Tips From A Music Blogger For Attorneys Seeking A New JobAs some of our readers know, I lead a double life. On the one hand, I’m a respectable solo practitioner. I spend a fair portion of my day drafting contracts, reviewing complaints, and negotiating settlements. On the other hand, I’m also a record label owner and music blogger with a penchant for listening to underground “indie rock” music. On the surface, the two jobs appear to be very different from one another, but recently I’ve come to realize that many of the lessons I’ve learned working in one industry applies equally to the other.

For example, on any given day I receive between 20-80 new music submissions from artists who’d like to be featured on my music blog or represented by my record label. Nonetheless, I normally only post one new artist a day and release only one record a month. I try to give each artist/band a fair listen, but considering the volume of submissions I receive on any given day, I have to make judgments about the music very quickly. In other words, it’s a process not that different than the one conducted by a law firm when sorting through the hundreds of resumes they receive in response to a job opening. In fact, a good submission to my site would mirror a good resume submission to a law firm in nearly every important way. With that in mind, here are a few tips from a music blogger and record label owner to attorneys applying for a new job.

Albums (and Resumes) Are Often Judged By Their Covers

When I receive new music submissions in my inbox, I form my first impressions of the music by the visual elements of the submission. For example, when I’ve received emails written in hard to read yellow and pink fonts set against white backgrounds, I’ve deleted them without listening to the music. Similarly, I’ve received submissions with really uninteresting, bland album covers, and, although I wish I could say otherwise, I nonetheless immediately presume that the corresponding music will be just as boring. Conversely, when I receive engaging and well designed submissions, I’m often intrigued before I’ve even clicked play.

For me, a good album submission doesn’t need to be beautiful; it doesn’t need to appear professionally designed; and it doesn’t need to be loud or bold. It does, however, need to stand out in some way. It should immediately catch my eye and make me want to hear the music. Similarly, your resume should stand out and make the hiring partner want to take a look at your qualifications. If you are applying for an entry level associate position, there is a good chance that your resume will find itself sitting in a pile among hundreds of other resumes. There are no hard and fast rules, but I’d personally recommend avoiding the use of templates (unless you plan to modify the template), hard to read fonts, and any layouts that might cause your resume to simply get lost in the pile. You need to look like a competent professional, but you also need your resume to standout. It’s not easy, but you should strive to find a good balance between those two interests.

Lead With Your Hit Single

The music submissions I receive can vary wildly in length. Some new music submissions are incredibly long while some are no more than a link to where I can hear the artist’s music. Although I suspect some of my colleagues would warn against long emails, I’m not personally opposed to lengthy submissions. However, I do believe that the good stuff should be at the top. I want an easily identifiable link to the music at the beginning and, if the submission is lengthy, the most interesting and relevant information should be the first thing I read. That’s because I’ll probably only take the time to read the entire submission after I’ve decided that I’m interested. If I get bored, I’ll probably stop reading and move on to the next one. Similarly, an artist should never presume I’ll listen to their entire album. I won’t. I will almost certainly judge their entire album based on the first track that I listen to. In fact, I’ll only listen to the rest of the album if I like what I hear on the first track I listen to.

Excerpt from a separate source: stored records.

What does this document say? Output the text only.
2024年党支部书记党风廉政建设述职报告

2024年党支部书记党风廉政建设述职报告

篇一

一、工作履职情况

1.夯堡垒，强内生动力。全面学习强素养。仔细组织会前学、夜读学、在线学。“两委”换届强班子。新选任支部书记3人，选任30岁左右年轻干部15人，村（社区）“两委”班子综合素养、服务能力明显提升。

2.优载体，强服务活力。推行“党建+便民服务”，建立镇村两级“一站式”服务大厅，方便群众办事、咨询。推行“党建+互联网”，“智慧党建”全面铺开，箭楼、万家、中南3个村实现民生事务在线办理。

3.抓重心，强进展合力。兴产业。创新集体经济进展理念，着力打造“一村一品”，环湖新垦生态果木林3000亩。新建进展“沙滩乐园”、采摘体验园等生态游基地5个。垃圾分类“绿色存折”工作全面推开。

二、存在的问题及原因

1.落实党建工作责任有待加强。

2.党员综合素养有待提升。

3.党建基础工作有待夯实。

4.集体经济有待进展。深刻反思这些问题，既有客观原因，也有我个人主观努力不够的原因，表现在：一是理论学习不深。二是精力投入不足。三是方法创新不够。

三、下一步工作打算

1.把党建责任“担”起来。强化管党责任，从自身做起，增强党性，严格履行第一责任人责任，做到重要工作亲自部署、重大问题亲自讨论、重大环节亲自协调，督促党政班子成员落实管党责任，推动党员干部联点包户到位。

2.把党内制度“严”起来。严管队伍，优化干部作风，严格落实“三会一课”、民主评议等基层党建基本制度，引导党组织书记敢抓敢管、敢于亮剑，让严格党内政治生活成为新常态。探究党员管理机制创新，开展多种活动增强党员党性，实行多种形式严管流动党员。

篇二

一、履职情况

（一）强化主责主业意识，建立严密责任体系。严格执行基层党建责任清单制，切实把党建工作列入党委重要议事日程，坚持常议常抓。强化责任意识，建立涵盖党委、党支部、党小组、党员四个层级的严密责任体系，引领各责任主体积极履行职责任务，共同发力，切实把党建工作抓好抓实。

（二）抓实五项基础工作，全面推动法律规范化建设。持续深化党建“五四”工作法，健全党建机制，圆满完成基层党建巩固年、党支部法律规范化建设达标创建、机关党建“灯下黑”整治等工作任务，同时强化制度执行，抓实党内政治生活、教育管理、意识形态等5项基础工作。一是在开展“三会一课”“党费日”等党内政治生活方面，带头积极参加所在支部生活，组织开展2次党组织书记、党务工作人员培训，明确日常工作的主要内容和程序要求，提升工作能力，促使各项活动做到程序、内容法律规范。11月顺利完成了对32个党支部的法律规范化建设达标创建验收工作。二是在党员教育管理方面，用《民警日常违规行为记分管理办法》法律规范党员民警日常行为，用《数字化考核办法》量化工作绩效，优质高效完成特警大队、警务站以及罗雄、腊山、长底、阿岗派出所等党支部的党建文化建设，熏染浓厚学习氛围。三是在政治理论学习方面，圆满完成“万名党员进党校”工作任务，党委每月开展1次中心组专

Likewise, you should always have your most interesting and relevant experience and information at the very beginning of both your cover letter and resume. I’d recommend mentally ranking every aspect of your resume from the most interesting aspects down through to the least interesting aspects. The most interesting and relevant portions of your resume should always be near the top. The least interesting aspects of your resume should be cut entirely or reserved for the end. Presume that the person reviewing your resume will only initially skim it before deciding whether they want to read it more carefully.

Do Your Research Before You Click Send

Aside from writing my own site, I read dozens of other music blogs on a regular basis. Each music blogger has their own unique focus and niche. For example, some music bloggers love music videos and share them regularly on their site. Similarly, some music bloggers love dance remixes of well known songs. And, other music bloggers love experimental music while others prefer pop songs. Bands will be well served to research a blog’s preferences before submitting. For example, I’m not really a fan of music videos and I can’t remember the last time I featured one on my site. In fact, when I go through my inbox each morning, the first thing I do is delete all of the music video submissions I’ve received. I don’t read the emails and I don’t watch the videos. I simply delete those emails in batches. I also feature very few remixes on my site. I’d rather feature an original song over a remix. So, with that in mind, it’s clear that bands that take the time to determine my interests and preferences have a higher chance of getting me to listen to their music in the first place.

Similarly, each law firm is unique. In fact, in my experience, each practice group within a firm is unique and has may have its own character. Before submitting your resume, take the time to learn about the firm and, if possible, the practice group you are applying to. Visit the firm’s website and, if they have one, their blog. Use tools like LinkedIn to research the team you’d be working with and the partner in charge of the team. Use the information you find to specifically tailor your resume to the position you are applying for.

There’s no question that it takes more time to prepare a thoughtful and well-written resume and cover letter. Nonetheless, it’s definitely worth the time. In my experience, bland and thoughtless resumes die in a filing cabinet, whereas a thoughtful and engaging resume can make you look like a total rockstar.